Walter pointed out there are two people in our family currently, each of whom has a different last name, so why should the baby’s last name automatically be just Biffle? While the silence continued, Walter tried harder to explain. He talked about our efforts to create an egalitarian marriage, about changing cultural norms around family names, even attempted a brief history of the patriarchy, but none of it made sense to them. His parents had never bothered to question tradition, and in fact, rather liked it. Their feelings were hurt, they said. Worse, they were embarrassed. Was this a rejection of them? Their family? What would their friends think? What would our child think?

Many straight couples with different last names opt to give their kids the husband’s last name, and I can see why: it’s the normal practice, and people understand it. A hyphenated last name like our baby will have can be cumbersome. What's more, there’s no drama when you go with the father’s last name. The man’s family is happy, and the woman’s family probably won’t be upset. People don’t freak out when you follow tradition.

After he got off the phone that night, Walter and I talked. We’d suspected that his parents probably wouldn’t approve of our naming choices, but we’d underestimated how hurt they’d be. Of course our decision wasn’t a rejection of them—-Biffle is going to be part of the baby’s last name!-—but there didn’t seem to be any way of getting them to see that.

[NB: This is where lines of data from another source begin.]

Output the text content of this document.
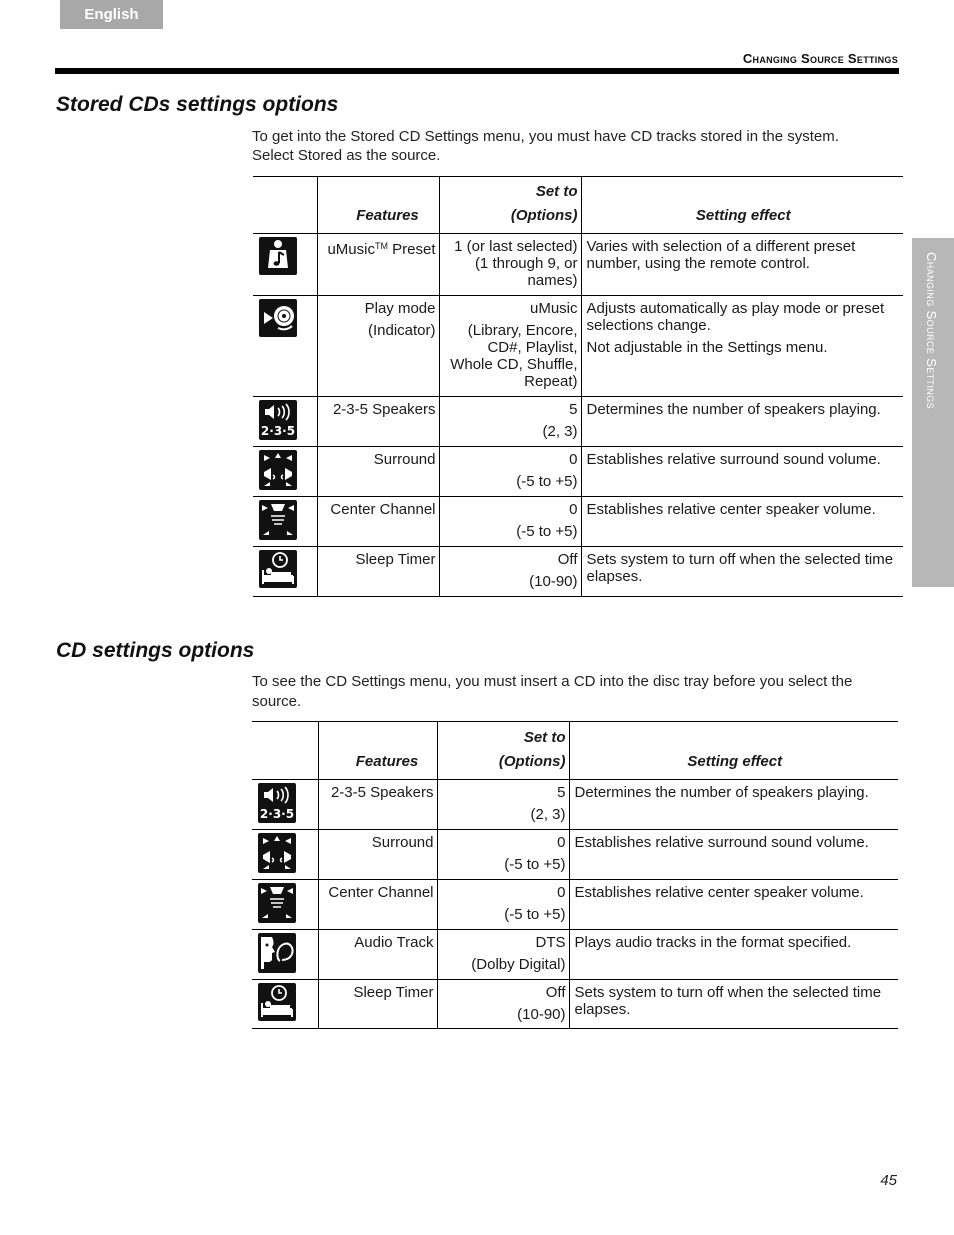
English
Changing Source Settings
Changing Source Settings
Stored CDs settings options

To get into the Stored CD Settings menu, you must have CD tracks stored in the system. Select Stored as the source.

	Features	Set to
(Options)	Setting effect

	uMusic™ Preset	1 (or last selected)
(1 through 9, or names)	Varies with selection of a different preset number, using the remote control.

	Play mode
(Indicator)	uMusic
(Library, Encore, CD#, Playlist, Whole CD, Shuffle, Repeat)	Adjusts automatically as play mode or preset selections change.
Not adjustable in the Settings menu.

2·3·5	2-3-5 Speakers	5
(2, 3)	Determines the number of speakers playing.

	Surround	0
(-5 to +5)	Establishes relative surround sound volume.

	Center Channel	0
(-5 to +5)	Establishes relative center speaker volume.

	Sleep Timer	Off
(10-90)	Sets system to turn off when the selected time elapses.
CD settings options

To see the CD Settings menu, you must insert a CD into the disc tray before you select the source.

	Features	Set to
(Options)	Setting effect

2·3·5	2-3-5 Speakers	5
(2, 3)	Determines the number of speakers playing.

	Surround	0
(-5 to +5)	Establishes relative surround sound volume.

	Center Channel	0
(-5 to +5)	Establishes relative center speaker volume.

	Audio Track	DTS
(Dolby Digital)	Plays audio tracks in the format specified.

	Sleep Timer	Off
(10-90)	Sets system to turn off when the selected time elapses.
45
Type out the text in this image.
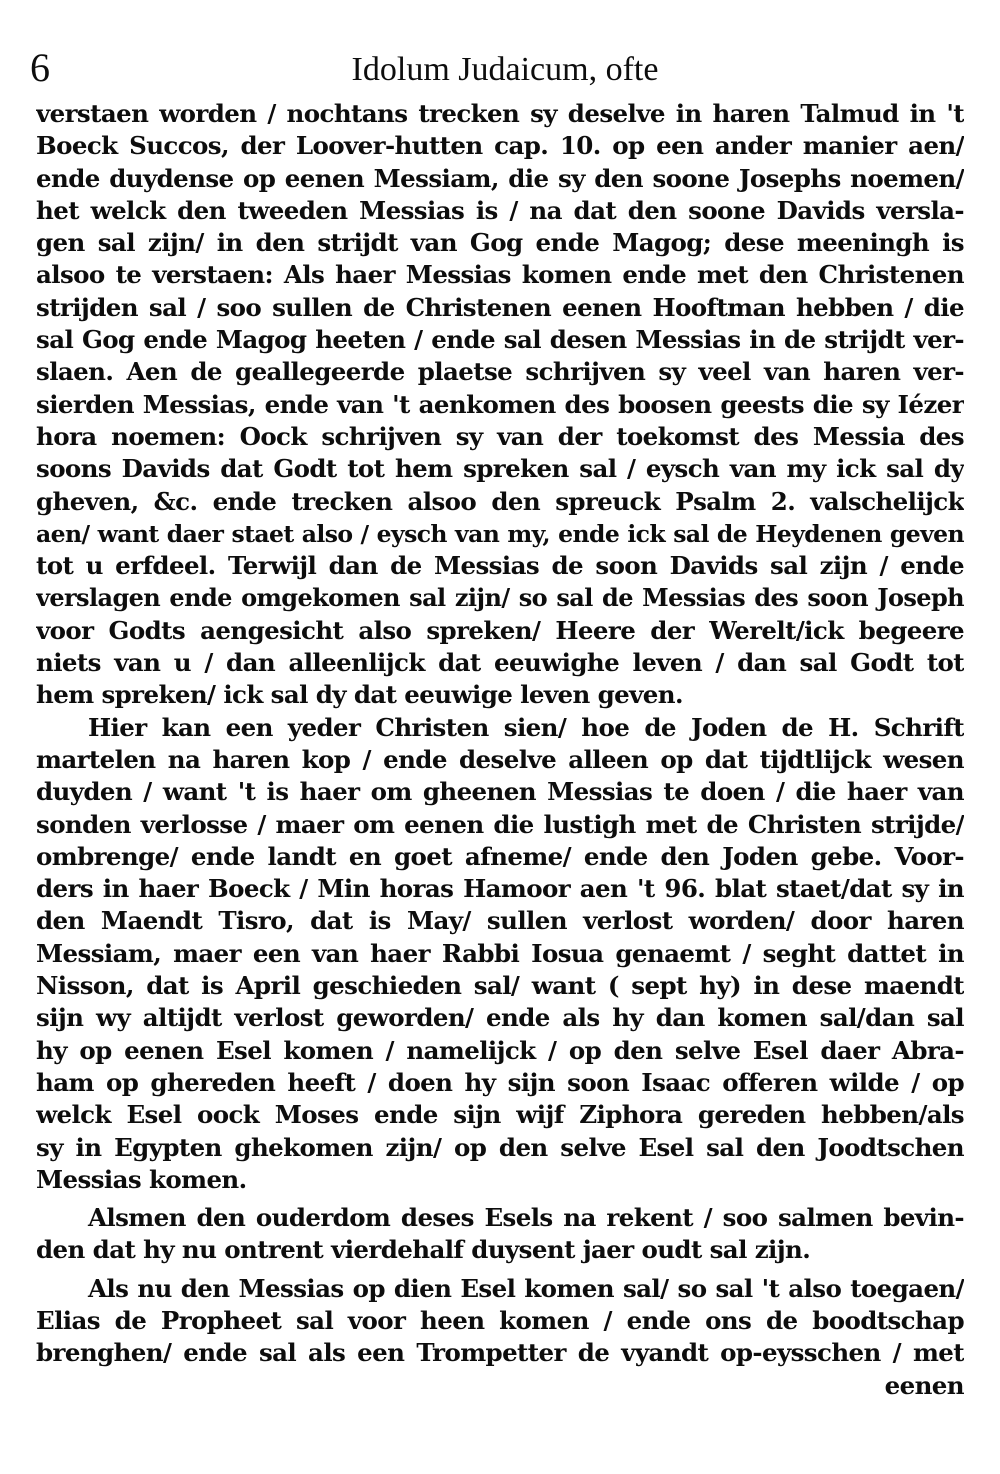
6	Idolum Judaicum, ofte
verstaen worden / nochtans trecken sy deselve in haren Talmud in 't
Boeck Succos, der Loover-hutten cap. 10. op een ander manier aen/
ende duydense op eenen Messiam, die sy den soone Josephs noemen/
het welck den tweeden Messias is / na dat den soone Davids versla-
gen sal zijn/ in den strijdt van Gog ende Magog; dese meeningh is
alsoo te verstaen: Als haer Messias komen ende met den Christenen
strijden sal / soo sullen de Christenen eenen Hooftman hebben / die
sal Gog ende Magog heeten / ende sal desen Messias in de strijdt ver-
slaen. Aen de geallegeerde plaetse schrijven sy veel van haren ver-
sierden Messias, ende van 't aenkomen des boosen geests die sy Iézer
hora noemen: Oock schrijven sy van der toekomst des Messia des
soons Davids dat Godt tot hem spreken sal / eysch van my ick sal dy
gheven, &c. ende trecken alsoo den spreuck Psalm 2. valschelijck
aen/ want daer staet also / eysch van my, ende ick sal de Heydenen geven
tot u erfdeel. Terwijl dan de Messias de soon Davids sal zijn / ende
verslagen ende omgekomen sal zijn/ so sal de Messias des soon Joseph
voor Godts aengesicht also spreken/ Heere der Werelt/ick begeere
niets van u / dan alleenlijck dat eeuwighe leven / dan sal Godt tot
hem spreken/ ick sal dy dat eeuwige leven geven.
Hier kan een yeder Christen sien/ hoe de Joden de H. Schrift
martelen na haren kop / ende deselve alleen op dat tijdtlijck wesen
duyden / want 't is haer om gheenen Messias te doen / die haer van
sonden verlosse / maer om eenen die lustigh met de Christen strijde/
ombrenge/ ende landt en goet afneme/ ende den Joden gebe. Voor-
ders in haer Boeck / Min horas Hamoor aen 't 96. blat staet/dat sy in
den Maendt Tisro, dat is May/ sullen verlost worden/ door haren
Messiam, maer een van haer Rabbi Iosua genaemt / seght dattet in
Nisson, dat is April geschieden sal/ want ( sept hy) in dese maendt
sijn wy altijdt verlost geworden/ ende als hy dan komen sal/dan sal
hy op eenen Esel komen / namelijck / op den selve Esel daer Abra-
ham op ghereden heeft / doen hy sijn soon Isaac offeren wilde / op
welck Esel oock Moses ende sijn wijf Ziphora gereden hebben/als
sy in Egypten ghekomen zijn/ op den selve Esel sal den Joodtschen
Messias komen.
Alsmen den ouderdom deses Esels na rekent / soo salmen bevin-
den dat hy nu ontrent vierdehalf duysent jaer oudt sal zijn.
Als nu den Messias op dien Esel komen sal/ so sal 't also toegaen/
Elias de Propheet sal voor heen komen / ende ons de boodtschap
brenghen/ ende sal als een Trompetter de vyandt op-eysschen / met
eenen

I considered capitulating, going with the choice that would appease two of the new baby’s grandparents. Was it worth it to upset Walter’s parents for the sake of our principles?

The answer, we both realized, is yes. For us, the last name of this new person signifies something we believe, not just where one of us came from. This baby will be equal parts Biffle and Piepmeier and will be part of a family that’s striving to recognize both parents’ contributions, a family in which both of us are head of the household. Why should we go along with a practice we don’t agree with just because it’s familiar and easy and keeps people from being upset? But good traditions are important, and that’s why we’re trying to create some new ones. In this case, a tradition that recognizes the power of an equal partnership, not a partnership based on the principle of one person having to give something up.

Yes, Biffle-Piepmeier is possibly the world’s most inelegant last name, but we’ve decided that there are worse things than being inelegant. And worse things than upsetting our families.

Besides, many of my friends with kids have assured me that this is only the first of many parenting choices we’ll make that will upset one set of in-laws or the other, so we might as well get used to it.